Professor Moriarty, a follower of economic theory, nodded approval.

‘So, who got up but Diggory Venn, a f--ing startling individual. Apache red in the face and hands. Owing to his former profession of peddling sheep-dye, if you can believe it. Nowadays, he wanders the lanes preaching dignity of labour and the rights of man. A veritable c-t. Venn isn’t even a tenant. Just passing through. I counted on there being someone like him at the meeting. Venn aspired to go head-to-head about what I categorise as a “workable economic model” and he calls “bounden servitude”. Of course, this wasn’t a debate. This was an announcement.

‘I gave the sign and Lazy-Eye and the Albino served the reddleman the way they treat sod-busters in Texas. Dragged onto the village green, tied to the village pump and given a village barbed-wire whipping. His back wound up matching his face and hands. The complaints stopped. Trantridge began to turn a profit… for me. Tenants might go a trifle hungry or have to patch up old coats rather than buy new, but that’s how things are ordered in accordance with the property laws in Jolly Old England. Now, it’s my turn to get comfortable… which I managed for about a fortnight.’

The Professor paid close attention.

‘Venn is whipped. If he makes more trouble, I’ll have him up at the assizes for sedition. Braham Derby has to listen to whining yokels and isn’t exactly joyful, but keeps book smartly. Besides, I also shelter his sister Mod, the only poke-worthy baggage in the county.’

‘Miss Mod’s so purty,’ Dan’l said, in tones which suggested Gertie had a rival.
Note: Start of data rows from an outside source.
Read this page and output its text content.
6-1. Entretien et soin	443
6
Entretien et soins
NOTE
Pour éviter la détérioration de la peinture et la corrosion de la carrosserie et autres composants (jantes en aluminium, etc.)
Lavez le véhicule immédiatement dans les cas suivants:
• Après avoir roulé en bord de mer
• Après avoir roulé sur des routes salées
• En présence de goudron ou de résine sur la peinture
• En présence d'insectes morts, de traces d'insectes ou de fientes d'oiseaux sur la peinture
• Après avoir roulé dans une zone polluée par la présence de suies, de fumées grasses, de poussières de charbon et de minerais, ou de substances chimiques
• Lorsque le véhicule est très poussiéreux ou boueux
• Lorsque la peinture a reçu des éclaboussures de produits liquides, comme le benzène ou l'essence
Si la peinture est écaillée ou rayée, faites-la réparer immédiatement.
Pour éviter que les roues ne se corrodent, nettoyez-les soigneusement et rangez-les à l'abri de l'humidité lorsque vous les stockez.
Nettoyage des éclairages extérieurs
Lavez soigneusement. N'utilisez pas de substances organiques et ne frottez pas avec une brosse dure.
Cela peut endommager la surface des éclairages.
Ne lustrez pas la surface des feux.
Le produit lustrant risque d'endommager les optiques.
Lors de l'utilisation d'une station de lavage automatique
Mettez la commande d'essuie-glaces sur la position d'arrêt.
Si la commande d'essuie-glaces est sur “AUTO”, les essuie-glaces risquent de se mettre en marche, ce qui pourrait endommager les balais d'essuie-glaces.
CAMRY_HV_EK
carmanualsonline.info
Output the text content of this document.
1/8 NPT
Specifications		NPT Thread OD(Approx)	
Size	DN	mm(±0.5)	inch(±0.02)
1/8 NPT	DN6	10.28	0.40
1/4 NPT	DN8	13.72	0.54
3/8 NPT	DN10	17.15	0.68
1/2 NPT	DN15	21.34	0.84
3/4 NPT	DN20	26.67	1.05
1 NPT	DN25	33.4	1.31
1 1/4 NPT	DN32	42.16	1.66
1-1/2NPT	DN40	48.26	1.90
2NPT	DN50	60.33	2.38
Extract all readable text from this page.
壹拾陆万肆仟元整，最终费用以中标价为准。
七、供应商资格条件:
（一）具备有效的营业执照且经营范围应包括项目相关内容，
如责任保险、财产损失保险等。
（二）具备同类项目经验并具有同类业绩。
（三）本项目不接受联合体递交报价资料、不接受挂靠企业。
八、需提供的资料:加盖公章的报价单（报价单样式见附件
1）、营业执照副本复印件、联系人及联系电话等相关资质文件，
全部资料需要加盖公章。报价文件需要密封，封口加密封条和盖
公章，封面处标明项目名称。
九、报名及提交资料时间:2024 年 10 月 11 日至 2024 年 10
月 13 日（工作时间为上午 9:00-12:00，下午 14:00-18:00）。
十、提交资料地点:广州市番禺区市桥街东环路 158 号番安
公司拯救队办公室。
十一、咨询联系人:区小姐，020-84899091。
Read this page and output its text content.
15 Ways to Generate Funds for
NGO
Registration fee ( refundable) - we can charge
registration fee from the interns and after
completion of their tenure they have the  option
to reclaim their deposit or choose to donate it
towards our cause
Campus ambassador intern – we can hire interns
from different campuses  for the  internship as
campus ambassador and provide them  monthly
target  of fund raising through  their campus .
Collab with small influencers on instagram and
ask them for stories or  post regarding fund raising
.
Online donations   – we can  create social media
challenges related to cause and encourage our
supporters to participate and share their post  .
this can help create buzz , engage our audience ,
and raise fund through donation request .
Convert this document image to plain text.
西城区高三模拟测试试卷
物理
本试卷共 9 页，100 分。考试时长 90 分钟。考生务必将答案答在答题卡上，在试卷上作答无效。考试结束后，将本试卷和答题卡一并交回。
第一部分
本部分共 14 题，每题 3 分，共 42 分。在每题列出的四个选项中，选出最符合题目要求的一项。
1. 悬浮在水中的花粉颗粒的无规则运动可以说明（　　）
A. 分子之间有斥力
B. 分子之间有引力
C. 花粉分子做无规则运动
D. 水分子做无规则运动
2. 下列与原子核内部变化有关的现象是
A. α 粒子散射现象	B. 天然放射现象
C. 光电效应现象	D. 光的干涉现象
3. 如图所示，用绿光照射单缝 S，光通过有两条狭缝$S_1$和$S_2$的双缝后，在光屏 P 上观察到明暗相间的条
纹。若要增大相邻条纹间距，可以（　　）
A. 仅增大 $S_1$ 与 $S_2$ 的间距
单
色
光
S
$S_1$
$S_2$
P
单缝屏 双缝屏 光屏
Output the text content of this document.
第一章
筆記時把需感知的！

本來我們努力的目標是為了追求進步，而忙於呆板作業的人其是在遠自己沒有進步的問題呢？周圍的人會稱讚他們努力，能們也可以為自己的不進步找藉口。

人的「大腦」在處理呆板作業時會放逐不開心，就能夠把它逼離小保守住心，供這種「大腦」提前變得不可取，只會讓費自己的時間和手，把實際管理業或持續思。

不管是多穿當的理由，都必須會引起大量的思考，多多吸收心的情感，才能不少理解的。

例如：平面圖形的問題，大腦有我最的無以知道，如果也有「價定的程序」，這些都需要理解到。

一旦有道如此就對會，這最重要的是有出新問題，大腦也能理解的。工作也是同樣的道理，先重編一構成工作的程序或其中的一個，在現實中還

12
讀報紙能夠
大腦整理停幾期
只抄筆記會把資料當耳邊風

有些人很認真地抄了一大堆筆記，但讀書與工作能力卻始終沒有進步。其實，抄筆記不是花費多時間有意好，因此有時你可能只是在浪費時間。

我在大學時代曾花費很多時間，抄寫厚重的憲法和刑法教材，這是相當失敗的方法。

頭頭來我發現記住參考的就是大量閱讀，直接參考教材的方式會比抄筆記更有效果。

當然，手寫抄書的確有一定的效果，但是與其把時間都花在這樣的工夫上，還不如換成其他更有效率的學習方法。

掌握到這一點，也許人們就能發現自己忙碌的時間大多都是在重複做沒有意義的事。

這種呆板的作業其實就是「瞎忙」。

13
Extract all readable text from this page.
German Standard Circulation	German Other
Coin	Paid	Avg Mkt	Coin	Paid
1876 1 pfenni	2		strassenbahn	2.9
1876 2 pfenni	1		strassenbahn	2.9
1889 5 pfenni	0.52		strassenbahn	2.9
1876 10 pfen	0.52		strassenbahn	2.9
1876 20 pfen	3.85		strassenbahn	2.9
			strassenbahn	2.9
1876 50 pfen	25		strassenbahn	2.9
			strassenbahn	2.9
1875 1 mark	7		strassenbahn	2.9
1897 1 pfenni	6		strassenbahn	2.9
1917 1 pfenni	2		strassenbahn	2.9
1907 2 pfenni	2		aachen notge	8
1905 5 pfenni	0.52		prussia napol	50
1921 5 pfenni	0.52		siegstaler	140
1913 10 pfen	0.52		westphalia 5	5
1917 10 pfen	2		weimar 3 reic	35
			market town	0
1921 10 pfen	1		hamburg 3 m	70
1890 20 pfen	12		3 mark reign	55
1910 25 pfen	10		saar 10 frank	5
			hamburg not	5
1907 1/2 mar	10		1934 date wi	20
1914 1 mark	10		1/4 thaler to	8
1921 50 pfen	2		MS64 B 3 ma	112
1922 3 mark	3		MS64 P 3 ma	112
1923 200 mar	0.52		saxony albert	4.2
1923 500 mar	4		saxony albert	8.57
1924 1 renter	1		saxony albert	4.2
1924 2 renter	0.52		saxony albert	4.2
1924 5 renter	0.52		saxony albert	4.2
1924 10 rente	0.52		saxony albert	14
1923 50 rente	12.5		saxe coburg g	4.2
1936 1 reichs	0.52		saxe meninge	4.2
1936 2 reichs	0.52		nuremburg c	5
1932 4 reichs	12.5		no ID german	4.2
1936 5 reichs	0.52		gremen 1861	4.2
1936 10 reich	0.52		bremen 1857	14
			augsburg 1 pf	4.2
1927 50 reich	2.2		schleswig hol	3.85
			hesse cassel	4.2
Stoke’s expressive eyebrow twitched at his top hand’s gush. Mod Derby was a tender point with him, which suggested she’d be worth meeting. Even a double-dyed Jasper can have a blind spot.

‘Mod’s a step up from her brothers, that’s sure.’

‘Brothers?’ jabbed Moriarty.

‘Besides Braham, who’s useful enough when it comes to following milk yields and pig prices, there’s Saul, a dreamy mooncalf.’

‘I like Saul,’ Dan’l said. ‘He talks to me.’

‘That’s all you can say for Saul Derby,’ conceded Stoke. ‘He rubs along with Dan’l. He even cosies up reasonably with the Albino, who frightens most as much as… well, as much as you do, Professor.’

Moriarty smiled, not unpleased.

‘The Derbys are like Injun scouts, you know. Injuns don’t ever really go tame, but once they’re beaten they see reason. Wessex, it transpires, is as fraught as the West. Adders in the fields. Mires on the moors. Dyed-red rabble-rousers. Escaped convicts from Prince Town Gaol. It’s a marvel they don’t have f--ing Earps, while they’re at it. Though I’d rather be up against a Buntline Special than Parson Tringham’s campfire bogey. You can backshoot even the fastest pistolero. With Tringham’s dog, bullets don’t take.’

‘Who is Parson Tringham?’ asked the Professor.